UN FANTASY DI ANTHONY LAMOLINARA SCRITTO DAL SULCITANO ANDREA ATZORI: IL FILM E’ TRATTO DA “ISKIDA DELLA TERRA DI NURAK”

nella foto da sinistra: Andrea Atzori e Anthony Lamolinara

di Claudio Moica

C’è sempre tanto clamore e molta diffusione da parte dell’informazione quando si organizzano sagre alimentari o spettacoli fini a se stessi. Peccato che si latiti molto quando ad assurgere all’onore della cronaca sia una evento letterario o un libro. Sembra che il successo di un territorio, specialmente nel Sulcis, sia limitato solo al riempimento della pancia o alle file interminabili di gazebo che mettono in mostra prodotti alimentari il più delle volte senza portare alcuna novità. Se poi un premio oscar come Anthony LaMolinara sceglie il libro “Iskìda della Terra di Nurak”(Condaghes), dello scrittore sulcitano Andrea Atzori, e viene in Sardegna per girare un teaser di una pellicola da lui sceneggiata e diretta, da proporre, successivamente, a una produzione internazionale con la partecipazione dell’attrice Caterina Murino, nessuno esulta ne tantomeno gli amministratori sembrano essere tanto estasiati da amplificarne la notizia.
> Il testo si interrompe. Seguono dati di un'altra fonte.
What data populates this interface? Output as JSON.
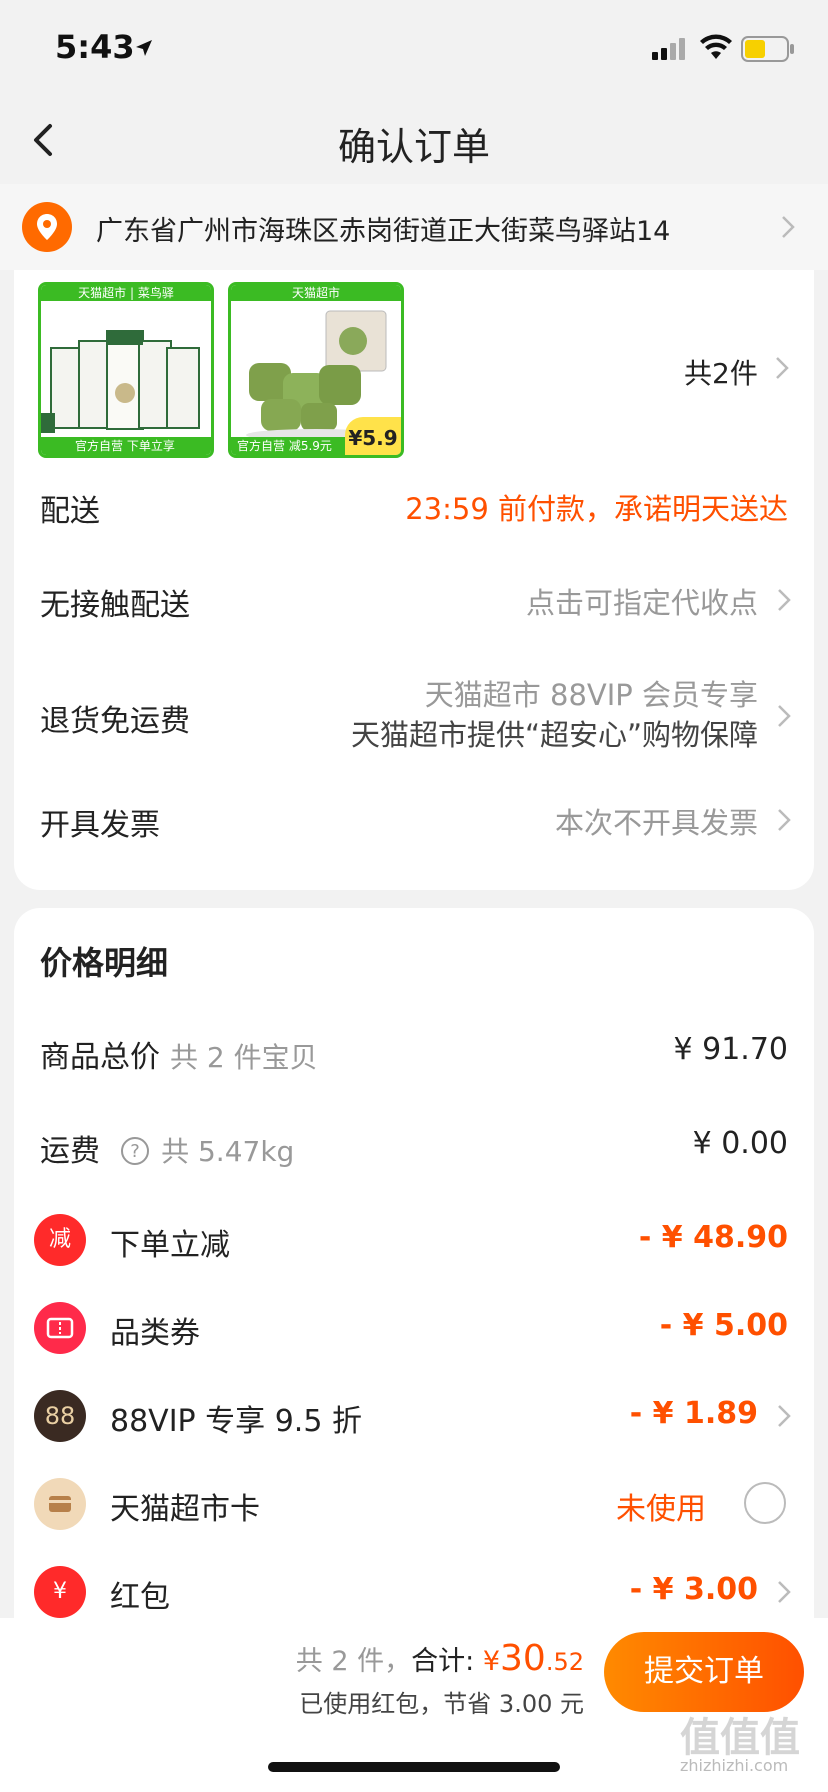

Probabilmente è più importante partecipare ad un talent televisivo perché, si sa, il mezzo televisivo da notorietà un po’ a tutti e figuriamoci se un qualsiasi amministratore non sia tentato di far vedere il suo faccione a tutta l’Italia, per quanto possa fregare ai telespettatori poi di vederlo quel viso sconosciuto ai più. Poco importa sapere che Anthony LaMolinara scrittore, scultore, cameraman, animatore con all’attivo l’Oscar per gli effetti speciali in Spider-Man 2. LaMolinara, inoltre, è stato capo animatore della prestigiosa Imageworks per il film Stuart Little (1999) e animation director per il film Hollow Man (2000). Quindi poca cosa confronto al maialetto arrosto e alla sagra del carciofo. Se non può interessare il curriculum del poliedrico artista italo-americano figuriamoci se ci si può ricordare di Andrea Atzori, scrittore e giornalista originario di Carbonia, laureato in Storia all’Università di Cagliari, nel 2011 ha conseguito un master in editoria al Politecnico di Oxford (Oxford

Brookes University), dove ha lavorato come assistente editoriale per la David Fickling Books. Diciamo nell’insieme che questi due personaggi non sono meritevoli di interesse. Probabilmente non lo sono per chi  colleziona palchi dove fidelizzare elettori con una fetta di prosciutto cotto ma, per fortuna, di notevole importanza lo sono per chi ha a cuore la cultura, quella con la “C” maiuscola, e riconosce, per davvero, a chi ha merito il giusto spazio. Attraverso la fantasia di Atzori con il suo libro liberamente ispirato alla Sardegna e incentrato sui miti dell’isola con creature fiabesche, la Sardegna non sarà solo un nome nella cartina geografica o ricordata solo per le belle spiagge. “Nurak (il nome del luogo) non è un’isola. Per i Clan che la abitano Nurak è l’unica terra. Oltre c’è solo il Nulla del mare. Essa si ispira a un periodo preistorico che è quello del passaggio tra l’Eneolitico (o Età del Rame) e l’Età del Bronzo, quella che in Sardegna diede vita alla prospera Civiltà Nuragica. (fonte web)”. Finora le riprese sono state girate nelle regioni costiere di Planargia e Montiferru, tra la provincia di Oristano e Nuoro. La produzione del progetto, però, dovrebbe svolgersi anche in molti altri posti della Sardegna. La storia di Iskìda delle Valli di Lùn è stata pubblicata dal 2013 al 2014 da Edizioni Condaghes, ed è arricchita dalle illustrazioni di Daniela Orrù e Daniela Serri, autrici di fumetti e illustratrici freelance. Quindi un’idea completamente sarda che, a partire dall’autore passando dalla casa editrice e per terminare con l’attrice principale, varcherà i confini regionali per spingersi, sicuramente, a conseguire molti successi nel campo letterario e cinematografico. Questa è una valida testimonianza per sbugiardare l’allora Ministro Tremonti che disse “Con la cultura non si mangia!” e a scalare, probabilmente, tutti i politici, amministratori compresi, che la pensano allo stesso modo. Chissà che prima o poi non si possa vedere un Ministro o un Assessore alla cultura che veramente ha a cuore il suo incarico promuovendo con forza il settore e non solo limitandosi a parlare alle masse con un politichese che ormai non usano nemmeno i cabarettisti per creare ilarità!